Sample Case Study on Logistic Regression
Suppose there is researcher who wants to know what factors/variables influence the admission process into an MBA programme in Cambridge University.
After detailed research, he came out with the following three most influential factors:
1) GRE (Graduate Record Examination) Scores (GRE)
2) GPA (Grade Point Average) obtained in graduation (GPA)
3) Prestige of the Graduate Institution/ Ranking of the institution (RANK)
The above three variables are the predictor variables in the regression and the response variable is admit/don’t admit is a binary variable.
Now you can run Logistic Regression on the data to find out the logistic regression coefficients which give the change in log odds of the outcome for a unit increase in the predictor variables (GRE, GPA, RANK).
Please note that we cannot use Linear Regression here because the response variable is a Binary variable unlike a continuous variable in case of Linear Regression.
Running Logistic Regression Using R
Excel cannot compute Logistic Regression and hence we useR statistical package/software to run Logistic Regressions. This is due to the following drawbacks in excel:
• Excel does not handle categorical predictors.
• Output in Excel may be incomplete or may not be properly labelled,thus increasing possibility of misidentifying output.
• We need to repeat requests for some analyses multiple times in order to run it for multiple variables, or to request multiple options.
Below we can see a snapshot while running Logistic Regression using R:
• So, from the above discussion, we now know that the output of Logistic Regression is in the range of (0,1).

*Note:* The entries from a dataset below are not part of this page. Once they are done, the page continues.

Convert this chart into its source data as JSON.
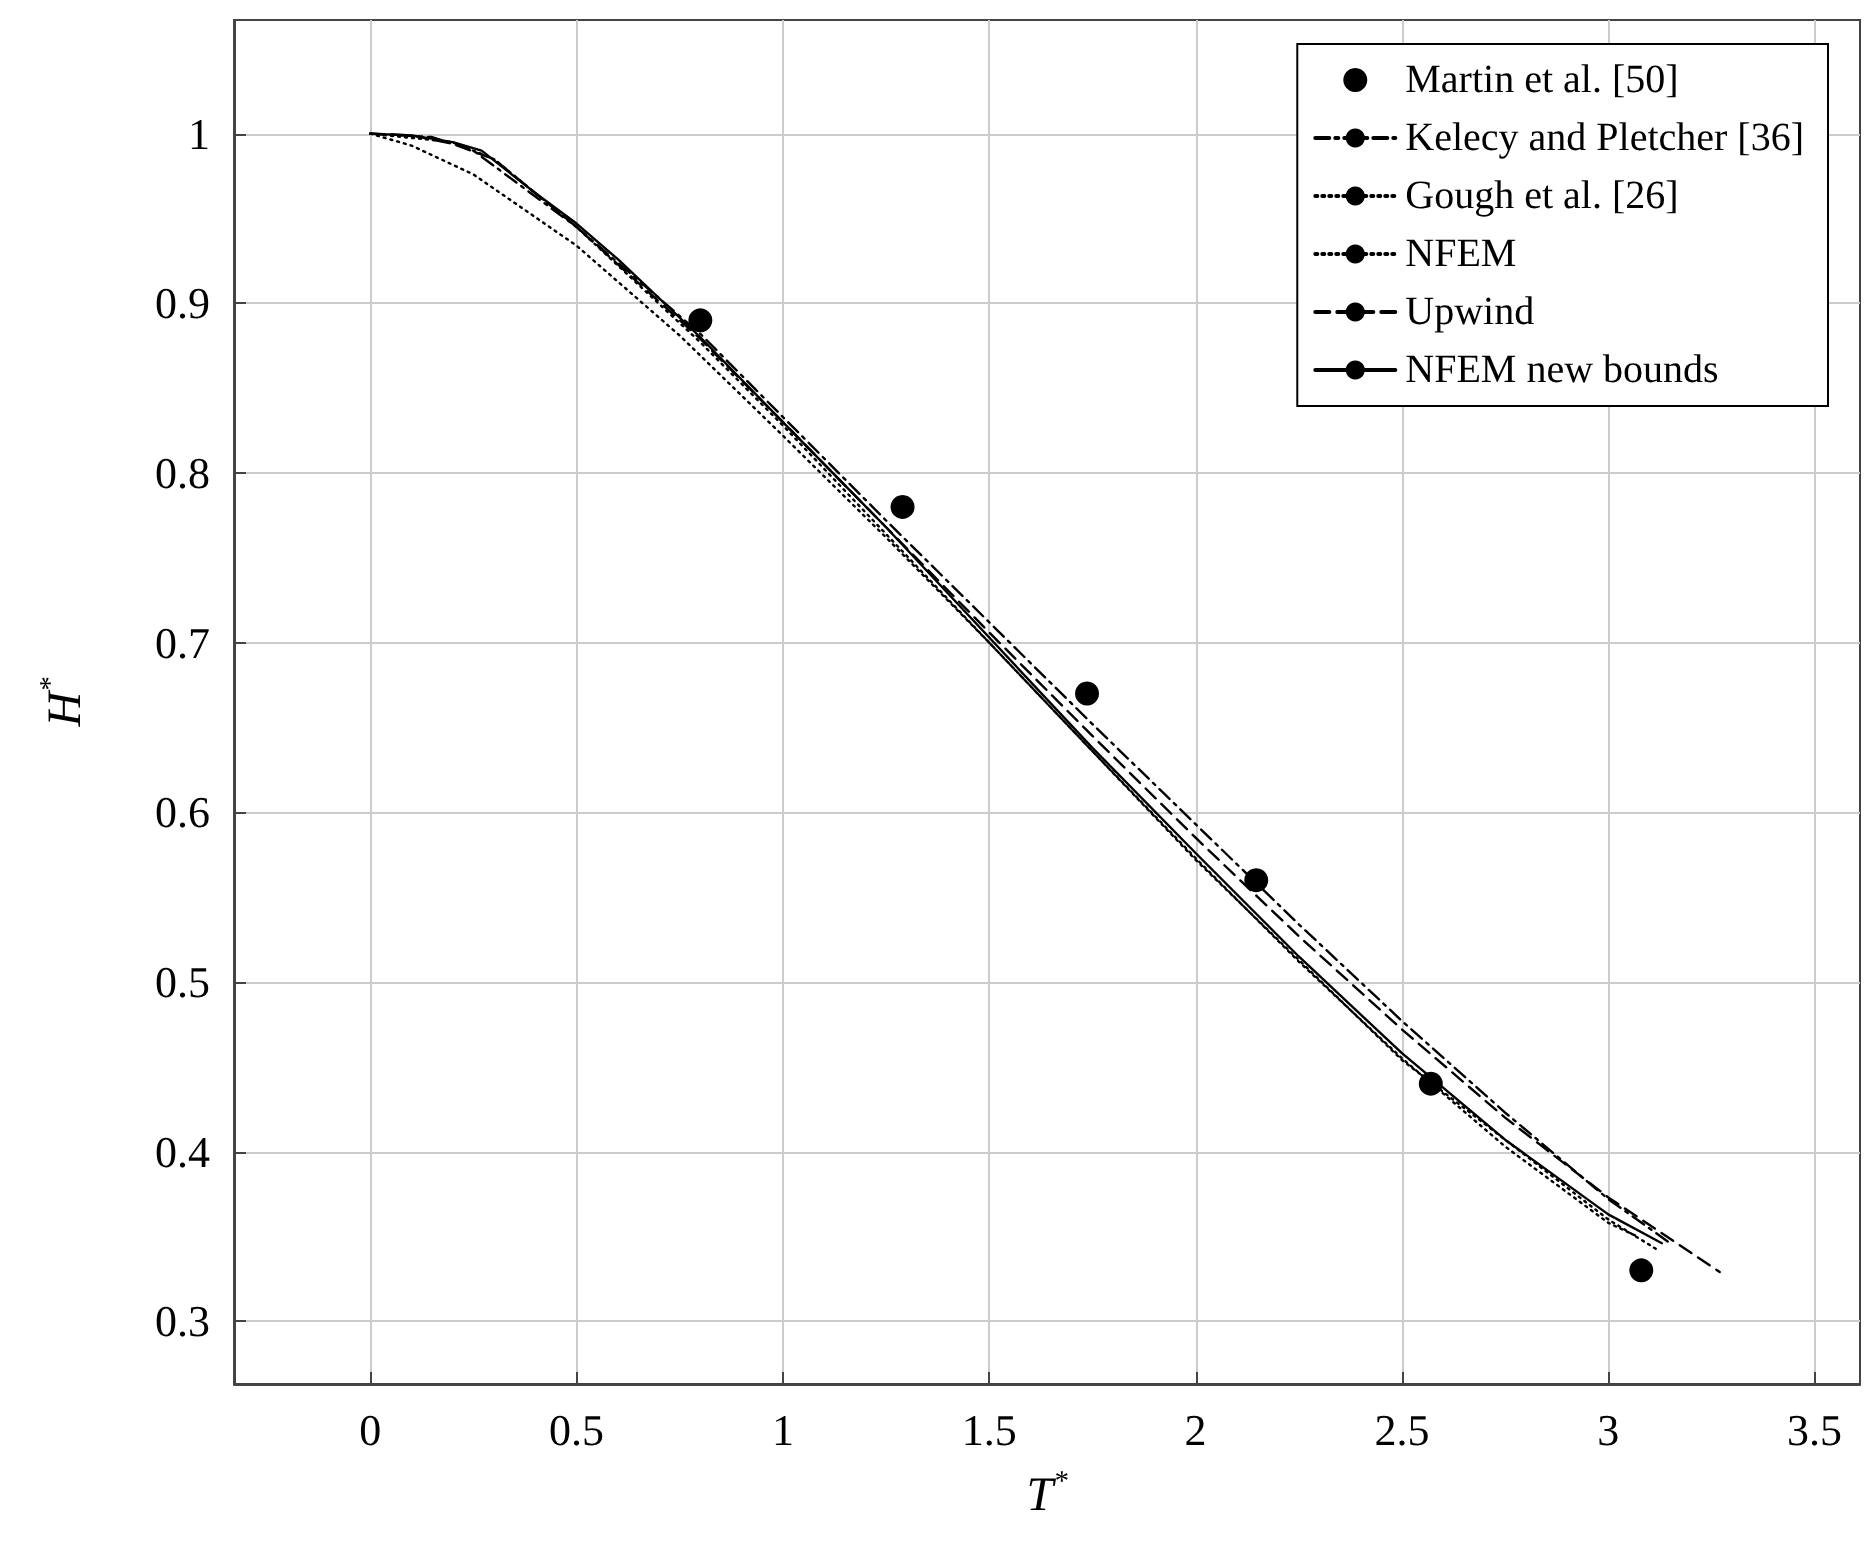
{
  "chart_data": {
    "type": "line",
    "xlabel": "T$^{*}$",
    "ylabel": "H$^{*}$",
    "xlim": [
      -0.33,
      3.61
    ],
    "ylim": [
      0.263,
      1.067
    ],
    "xticks": [
      0,
      0.5,
      1,
      1.5,
      2,
      2.5,
      3,
      3.5
    ],
    "yticks": [
      0.3,
      0.4,
      0.5,
      0.6,
      0.7,
      0.8,
      0.9,
      1
    ],
    "grid": true,
    "legend": "top right",
    "series": [
      {
        "name": "Martin et al. [50]",
        "type": "scatter",
        "marker": "circle",
        "color": "#000000",
        "x": [
          0.8,
          1.29,
          1.737,
          2.147,
          2.57,
          3.08
        ],
        "values": [
          0.89,
          0.78,
          0.67,
          0.56,
          0.44,
          0.33
        ]
      },
      {
        "name": "Kelecy and Pletcher [36]",
        "line_style": "dashdot",
        "marker": "none",
        "color": "#000000",
        "x": [
          0,
          0.15,
          0.25,
          0.5,
          0.8,
          1,
          1.25,
          1.5,
          1.75,
          2,
          2.25,
          2.5,
          2.75,
          3,
          3.15
        ],
        "values": [
          1,
          0.998,
          0.99,
          0.945,
          0.882,
          0.833,
          0.772,
          0.712,
          0.652,
          0.593,
          0.534,
          0.477,
          0.423,
          0.372,
          0.346
        ]
      },
      {
        "name": "Gough et al. [26]",
        "line_style": "dotted",
        "marker": "none",
        "color": "#000000",
        "x": [
          0,
          0.1,
          0.25,
          0.5,
          0.75,
          1,
          1.25,
          1.5,
          1.75,
          2,
          2.25,
          2.5,
          2.75,
          3,
          3.07
        ],
        "values": [
          1,
          0.993,
          0.976,
          0.934,
          0.881,
          0.822,
          0.762,
          0.7,
          0.636,
          0.573,
          0.512,
          0.455,
          0.403,
          0.358,
          0.35
        ]
      },
      {
        "name": "NFEM",
        "line_style": "dotted",
        "marker": "none",
        "color": "#000000",
        "x": [
          0,
          0.2,
          0.3,
          0.5,
          0.8,
          1,
          1.5,
          2,
          2.5,
          3,
          3.12
        ],
        "values": [
          1,
          0.995,
          0.985,
          0.945,
          0.877,
          0.828,
          0.7,
          0.572,
          0.454,
          0.36,
          0.342
        ]
      },
      {
        "name": "Upwind",
        "line_style": "dashed",
        "marker": "none",
        "color": "#000000",
        "x": [
          0,
          0.1,
          0.2,
          0.3,
          0.5,
          0.8,
          1,
          1.25,
          1.5,
          1.75,
          2,
          2.25,
          2.5,
          2.75,
          3,
          3.27
        ],
        "values": [
          1,
          0.999,
          0.994,
          0.985,
          0.945,
          0.879,
          0.83,
          0.768,
          0.706,
          0.645,
          0.585,
          0.527,
          0.472,
          0.42,
          0.373,
          0.329
        ]
      },
      {
        "name": "NFEM new bounds",
        "line_style": "solid",
        "marker": "none",
        "color": "#000000",
        "x": [
          0,
          0.1,
          0.2,
          0.27,
          0.4,
          0.5,
          0.6,
          0.8,
          1,
          1.25,
          1.5,
          1.75,
          2,
          2.25,
          2.5,
          2.75,
          3,
          3.13
        ],
        "values": [
          1,
          0.999,
          0.995,
          0.99,
          0.965,
          0.947,
          0.926,
          0.88,
          0.83,
          0.768,
          0.703,
          0.638,
          0.576,
          0.515,
          0.458,
          0.407,
          0.363,
          0.346
        ]
      }
    ]
  }
}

These results are then used by risk managers to select/reject customers or by management to take strategic decisions etc.
• However, before the Logistic Regression output is used for further analysis, it has to be mapped to a more readable format.
• Thus, the output is transformed into a set of scores, also referred to as the Scorecard.
• A properly transformed scorecard produces the same result as obtained from fundamental model output.